“I want to gently move your wet panties to the side so I can place my socks on the radiator”
Some guy’s intro quote on Bumble
Welcome to my life. A month of online dating. It feels like a Fyre Festival anxiety dream - beauty, fantasy, possibility… stress, endlessly lowered standards, a limp cheese sandwich.
In the good moments, it’s an explosion of hope and hilarity. The messaging clicks, you have each other in stitches, your fingers can’t type fast enough for the iridescent back-and-forthing and witty ripostes. And in others, it feels like a shit job you’re not getting paid for. You put in the long, painful hours and clock off feeling hollow and ever so slightly suicidal.
Dating is Thorpe Park: queuing, impatience, nausea, thrills.
One minute you're ascending; giddy, bursting with anticipation, and then suddenly you’re upside down, feeling like you want to be sick, desperate to GET THE FUCK OFF THE APPS. But then you’re cruising, seeing the world from above, the queen of the castle with a lovely studly view, until down you whoosh into a dark tunnel where it feels like the walls are closing in.
And then you queue again. Because to ride the ride, you gotta queue. And as much as you hate the ride, you’re hoping it will make you pregnant and marry you. Jk. Buy you dinner and go down on you. Jk. Make you laugh and restore your faith in love. Not jk.
Keep your standards high and your expectations low.

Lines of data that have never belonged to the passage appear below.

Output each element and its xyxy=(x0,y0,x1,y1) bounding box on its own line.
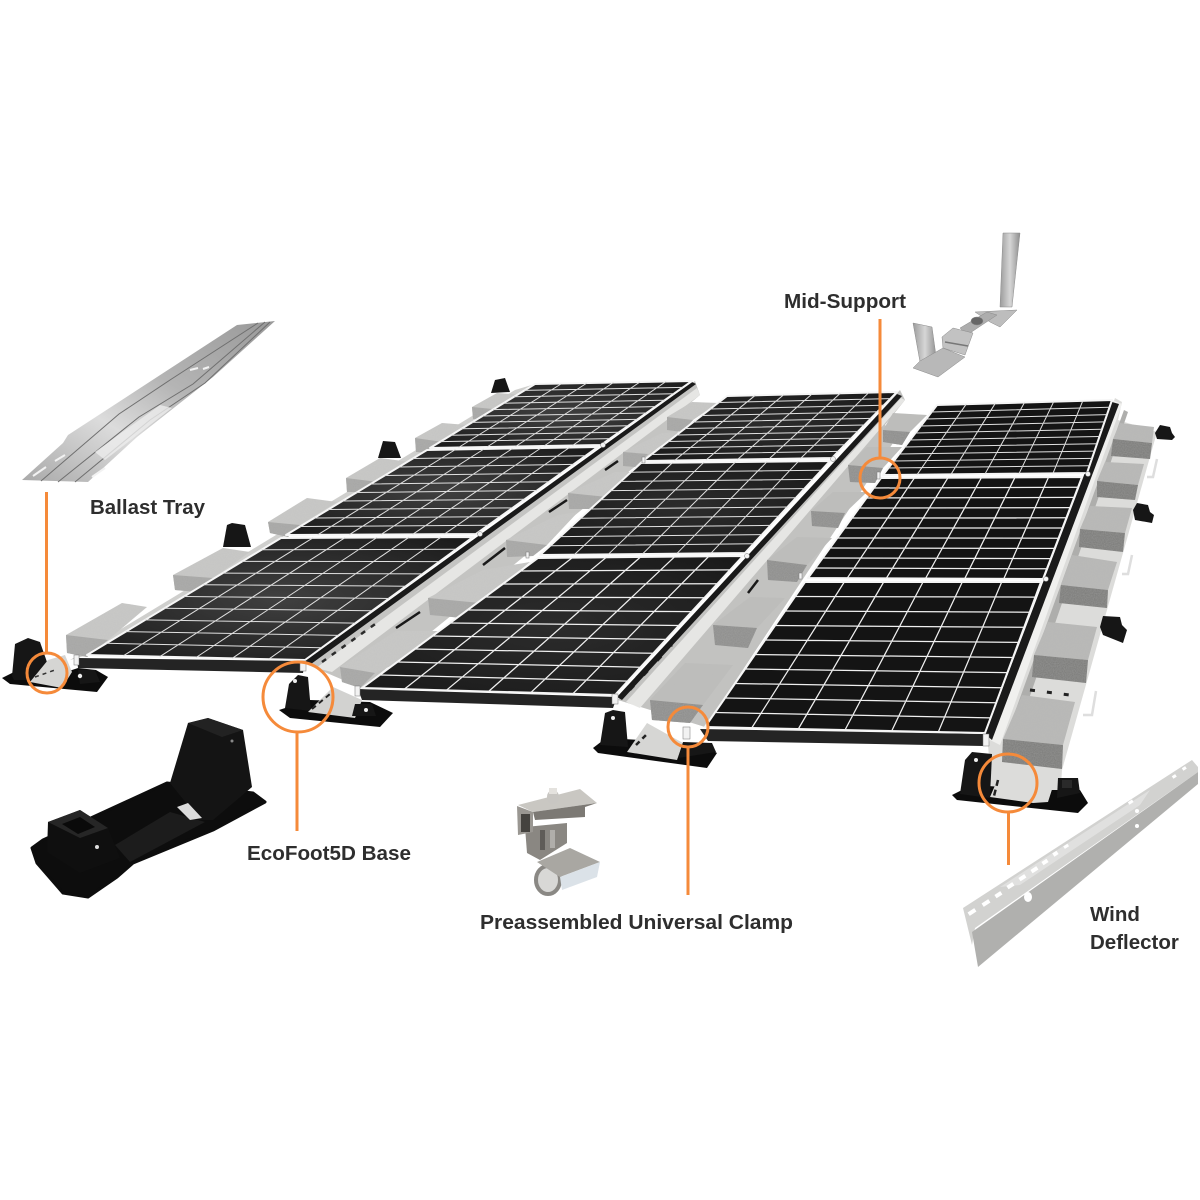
callout: universal clamp circle and leader xyxy=(668,707,708,895)
solar panel A2 xyxy=(286,447,598,535)
module clamps xyxy=(74,442,1090,746)
label: EcoFoot5D Base: EcoFoot5D Base xyxy=(247,842,411,865)
icon: ballast tray product xyxy=(22,321,275,482)
label: Ballast Tray: Ballast Tray xyxy=(90,496,206,519)
concrete ballast blocks xyxy=(66,393,1154,769)
icon: wind deflector product xyxy=(963,760,1198,967)
foot: clamp position xyxy=(593,710,717,768)
solar array assembly xyxy=(2,378,1175,813)
solar panel C1 xyxy=(705,582,1041,733)
label: Preassembled Universal Clamp: Preassembled Universal Clamp xyxy=(480,911,793,934)
solar panel B3 xyxy=(643,392,897,461)
icon: mid-support product xyxy=(913,233,1020,377)
callout: wind deflector circle and leader xyxy=(979,754,1037,865)
callout: ballast tray circle and leader xyxy=(27,492,67,693)
foot: wind deflector position xyxy=(952,752,1088,813)
far feet xyxy=(223,378,1175,643)
solar panel B1 xyxy=(362,556,743,695)
solar panel C2 xyxy=(808,477,1082,579)
icon: EcoFoot5D base product xyxy=(32,718,265,897)
callout: EcoFoot5D base circle and leader xyxy=(263,662,333,831)
solar panel B2 xyxy=(540,461,830,555)
label: Wind Deflector: Deflector xyxy=(1090,931,1179,954)
foot: front left with ballast tray xyxy=(2,638,108,692)
solar panel C3 xyxy=(883,400,1112,475)
icon: preassembled universal clamp product xyxy=(517,788,600,894)
callout: mid-support circle and leader xyxy=(860,319,900,498)
solar panel A1 xyxy=(87,537,473,660)
label: Wind Deflector: Wind xyxy=(1090,903,1140,926)
panel front frames xyxy=(77,382,1119,746)
foot: EcoFoot position xyxy=(279,675,393,727)
label: Mid-Support: Mid-Support xyxy=(784,290,906,313)
solar panel A3 xyxy=(430,381,692,448)
rails and ballast trays xyxy=(70,381,1157,800)
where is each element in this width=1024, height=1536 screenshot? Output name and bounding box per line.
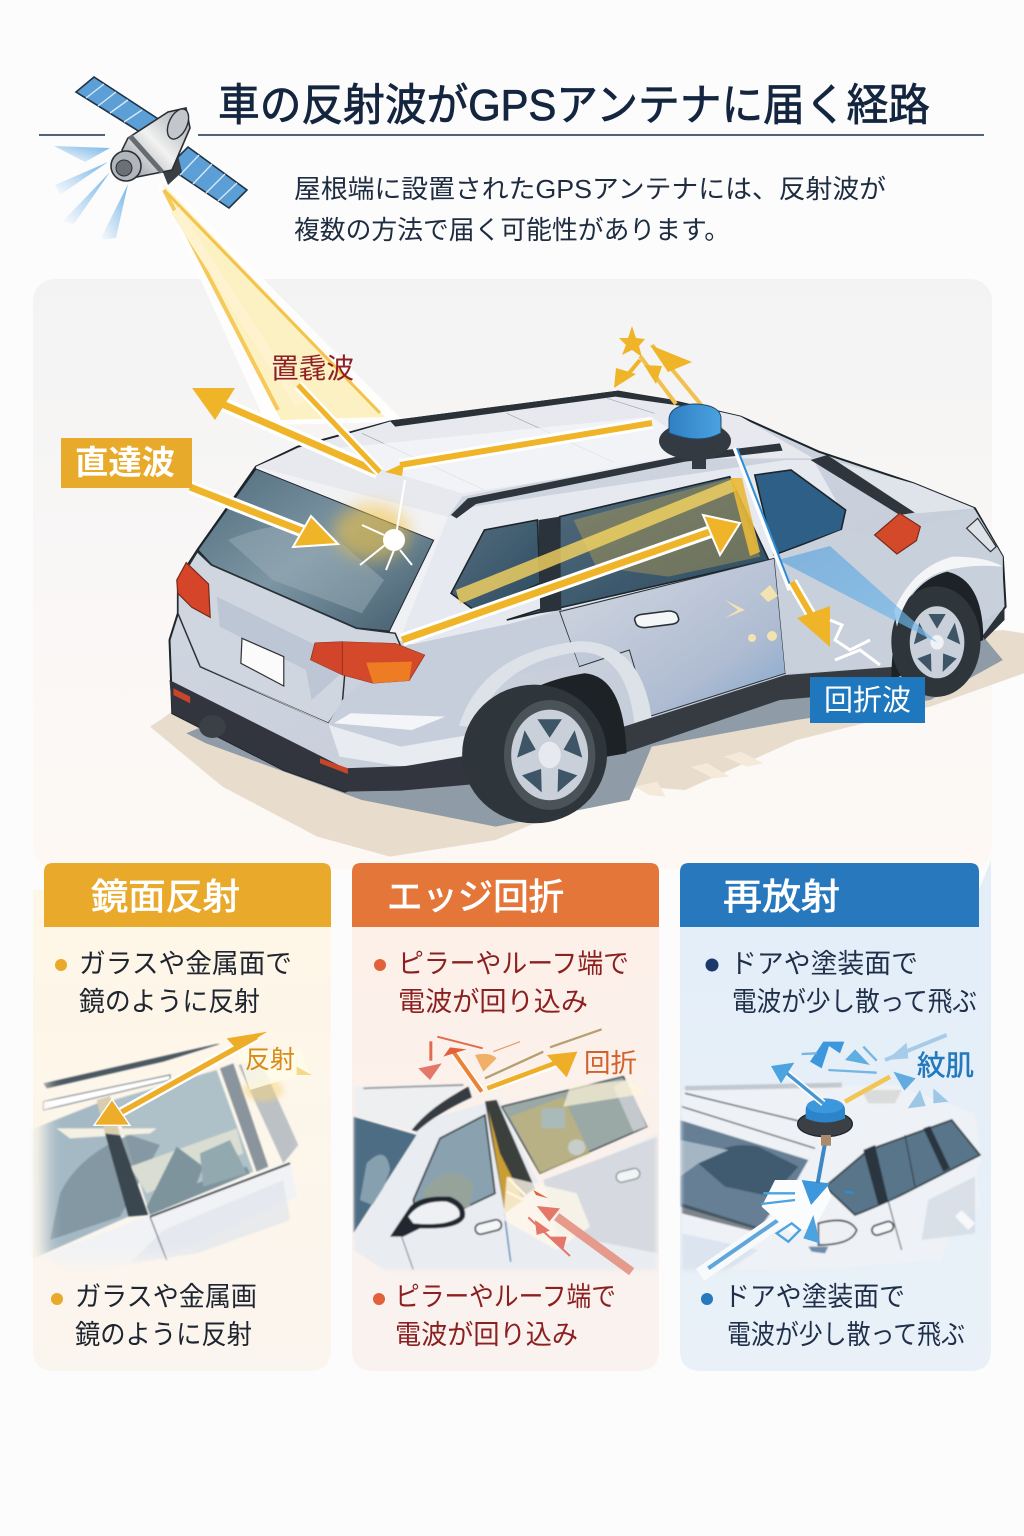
car cast shadow xyxy=(186,633,1003,827)
header rule xyxy=(39,134,984,136)
panel: 鏡面反射 xyxy=(30,863,331,1371)
label: 直達波: 直達波 xyxy=(75,444,175,481)
window: front door xyxy=(755,470,846,555)
rear wheel xyxy=(462,673,627,823)
text: bottom bullet xyxy=(51,1282,257,1350)
rear arch band xyxy=(468,647,643,727)
rear bumper dark xyxy=(170,680,476,792)
car body xyxy=(170,392,1006,792)
door panel xyxy=(560,558,785,717)
header: 再放射: 再放射 xyxy=(723,876,840,917)
front wheel xyxy=(891,572,983,697)
arrow: incoming to roof xyxy=(298,385,652,476)
tail light right xyxy=(311,642,425,683)
text: top bullet: ガラスや金属面で xyxy=(79,949,292,979)
roof seams xyxy=(362,398,654,490)
text: top bullet: ピラーやルーフ端で xyxy=(398,949,629,979)
panel: エッジ回折 xyxy=(352,863,659,1371)
arrow: long reflection to front xyxy=(402,515,740,640)
arrow: reflected wave left xyxy=(192,388,378,472)
header: 鏡面反射: 鏡面反射 xyxy=(91,876,240,917)
text: bottom bullet xyxy=(701,1282,965,1350)
text: top bullet: 電波が回り込み xyxy=(398,987,588,1017)
crosswalk marks xyxy=(635,752,763,797)
white roof shine xyxy=(317,417,707,493)
arrow: diffracted to door xyxy=(792,582,830,647)
exhaust xyxy=(199,715,226,738)
diffraction beam blue xyxy=(735,448,938,643)
inset: pillar diffraction xyxy=(353,1077,658,1273)
label: reflected wave red: 置毳波 xyxy=(271,353,354,384)
roof rail near xyxy=(451,443,783,518)
label: 回折: 回折 xyxy=(584,1048,637,1078)
headlight xyxy=(967,518,996,552)
roof xyxy=(256,392,813,517)
front door and fender xyxy=(774,510,1003,673)
roof rail far xyxy=(390,391,730,427)
beam from satellite xyxy=(162,183,392,420)
lower bumper white xyxy=(172,653,479,767)
panel: car illustration background xyxy=(33,279,992,869)
text: top bullet: 電波が少し散って飛ぶ xyxy=(732,987,977,1017)
intro text: 屋根端に設置されたGPSアンテナには、反射波が xyxy=(294,174,886,204)
sparkles near door xyxy=(725,585,880,665)
rear quarter panel xyxy=(328,613,579,767)
door handle xyxy=(633,610,680,629)
arrow: direct wave to window xyxy=(190,487,338,547)
interior reflection xyxy=(228,526,384,613)
rear window xyxy=(197,468,434,632)
tail light left xyxy=(177,563,210,617)
license plate xyxy=(241,638,284,686)
front arch trim xyxy=(894,557,1003,627)
panel: 再放射 xyxy=(680,860,991,1371)
text: top bullet xyxy=(706,949,977,1017)
header: 再放射 xyxy=(680,863,979,927)
arrows and star above antenna xyxy=(614,326,730,440)
icon: satellite xyxy=(54,77,247,240)
inset: window reflection xyxy=(30,1044,298,1273)
window: rear door xyxy=(507,477,769,620)
text: bottom bullet: ドアや塗装面で xyxy=(724,1282,905,1312)
window warm tint xyxy=(574,478,760,577)
header: 鏡面反射 xyxy=(44,863,331,927)
tailgate xyxy=(178,552,401,723)
intro text xyxy=(294,174,886,245)
GPS antenna xyxy=(659,404,731,469)
antenna and scatter arrows xyxy=(700,1035,948,1275)
front lamp xyxy=(875,513,920,554)
text: top bullet: 鏡のように反射 xyxy=(79,987,260,1017)
window band reflection xyxy=(456,478,760,604)
text: bottom bullet: 電波が少し散って飛ぶ xyxy=(727,1320,965,1350)
rear pillar xyxy=(256,467,448,540)
inset: antenna re-radiation xyxy=(680,1085,982,1277)
label: 反射: 反射 xyxy=(245,1046,295,1074)
reflectors xyxy=(173,688,348,774)
text: top bullet: ドアや塗装面で xyxy=(730,949,918,979)
intro text: 複数の方法で届く可能性があります。 xyxy=(294,215,730,245)
label: 直達波 xyxy=(61,438,192,488)
text: bottom bullet: ガラスや金属画 xyxy=(75,1282,257,1312)
text: top bullet xyxy=(55,949,292,1017)
windshield edge xyxy=(811,455,915,515)
side upper frame xyxy=(401,460,841,647)
label: 回折波 xyxy=(810,677,925,723)
title: 車の反射波がGPSアンテナに届く経路 xyxy=(218,81,930,130)
arrow: reflection double-headed xyxy=(94,1032,312,1125)
text: bottom bullet xyxy=(373,1282,616,1350)
header: エッジ回折 xyxy=(352,863,659,927)
label: scattered: 紋肌 xyxy=(917,1050,974,1081)
text: bottom bullet: ピラーやルーフ端で xyxy=(395,1282,616,1312)
label: 回折波: 回折波 xyxy=(824,684,911,717)
rocker xyxy=(624,667,897,753)
arrows: edge diffraction xyxy=(418,1029,632,1272)
glow: mirror reflection on rear window xyxy=(334,480,412,570)
pillar xyxy=(539,517,561,613)
window: rear quarter xyxy=(451,520,540,612)
ground shadow xyxy=(150,630,1024,857)
front bumper dark xyxy=(983,607,1004,640)
header: エッジ回折: エッジ回折 xyxy=(387,876,564,917)
text: bottom bullet: 鏡のように反射 xyxy=(75,1320,252,1350)
car illustration xyxy=(150,391,1024,857)
text: bottom bullet: 電波が回り込み xyxy=(395,1320,578,1350)
text: top bullet xyxy=(374,949,629,1017)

My best friend teased me that I could fall in love with anyone. And it’s true, if I fancy someone I can always find the best in them. This, coupled with a boner for commitment and a fool’s devotion to ‘making it work at all costs’, means that I have spent years dedicated to relationships that weren’t right. I think with my heart, knuckle down and flog a dead relationship horse because LOVE because DESIRE, because PEOPLE EVOLVE, because I find it hard to let go.
But I can’t afford to do that anymore. I’m ready for the good stuff. I want a family and an equal, balanced, sustaining partnership. Natasha Lunn, in her wonderful essay The Guest, says “true love will surprise you with its quiet sturdiness. It won’t dwarf or consume you; it will make you feel bigger. It will feel heavy, not in a way that weighs on your shoulders, but in a way that makes the ground feel solid underneath your feet. It will make you look out, not in. (Be a woman that looks out, not in.)” Amen!
I keep noticing healthy, happy relationships, like beacons. I keep reading hopeful words that make me feel safe and warm and excited about a new kind of love. I have spent far too long letting myself be swayed by passion or familiarity. But now I can see a stark distinction between nurturing, nourishing relationships, and my hitherto ravenous heart; gorging on love-scraps as if they were a ten course meal.
The problem is, with 37 fast approaching, it feels like everything is at stake. Deciding you are ready to meet your equal is all well and good, but what if he’s not adequately signposted?
Dating apps are like using a metal detector to scan for sausages. How will you know if you’re hovering over a good husband?
At first I decided to make it simple. I’m looking for a best friend I fancy, so I only swiped ‘yes’ to guys that looked warm and smiley. First pitfall. Not many men smile in their photos and the only one I found that was grinning warmly in every picture, and who looked deeply sweet and lovely, messaged me back sporadically before finally asking for my number and never texting or calling. Two other men that looked really kind and reliable, blocked me after I didn’t write to them for a couple of days when I was first getting used to the sites. Dating is so fucking delicate. Fraught with landmines that could explode at any time. You’re walking merrily along and then BOUFF your self esteem's in tatters. BIFF you’re picking up scattered shards of hope from a desolate dickscape, clumsily trying to reassemble the pieces into something that makes sense.
Dating puts you in a precarious and confusing position. I don’t want anything causal, I don’t want ‘just a bit of fun’, I only want to invest time in someone who has the potential to be the person I’ll be attending to pooey nappies with (our children’s if we’re lucky and each other’s if we’re lucky enough to make it that far, but unlucky enough to suffer late life incontinence). And yet, how on earth can you know that from an app? It’s totally bizarre and deeply absurd to look at a photo of a stranger and a few facts they’ve chosen to share and decide if there is any potential for them to enter your body, your heart and be trusted with the shape of your future.
I’ve now realised that the only possible way to proceed is to just be curious. Take it ever so lightly. In general life, I am fascinated by people and their mores. But I’ve been so desperate to find something meaningful and so full of scowling disdain for the dating process, that I’d forgotten all that’s required is an interest in people. Dating feels scary but really it’s just spending time with new people and getting to experience yourself in different scenarios. If it didn’t feel like the stakes were so high, could it perhaps be… fun?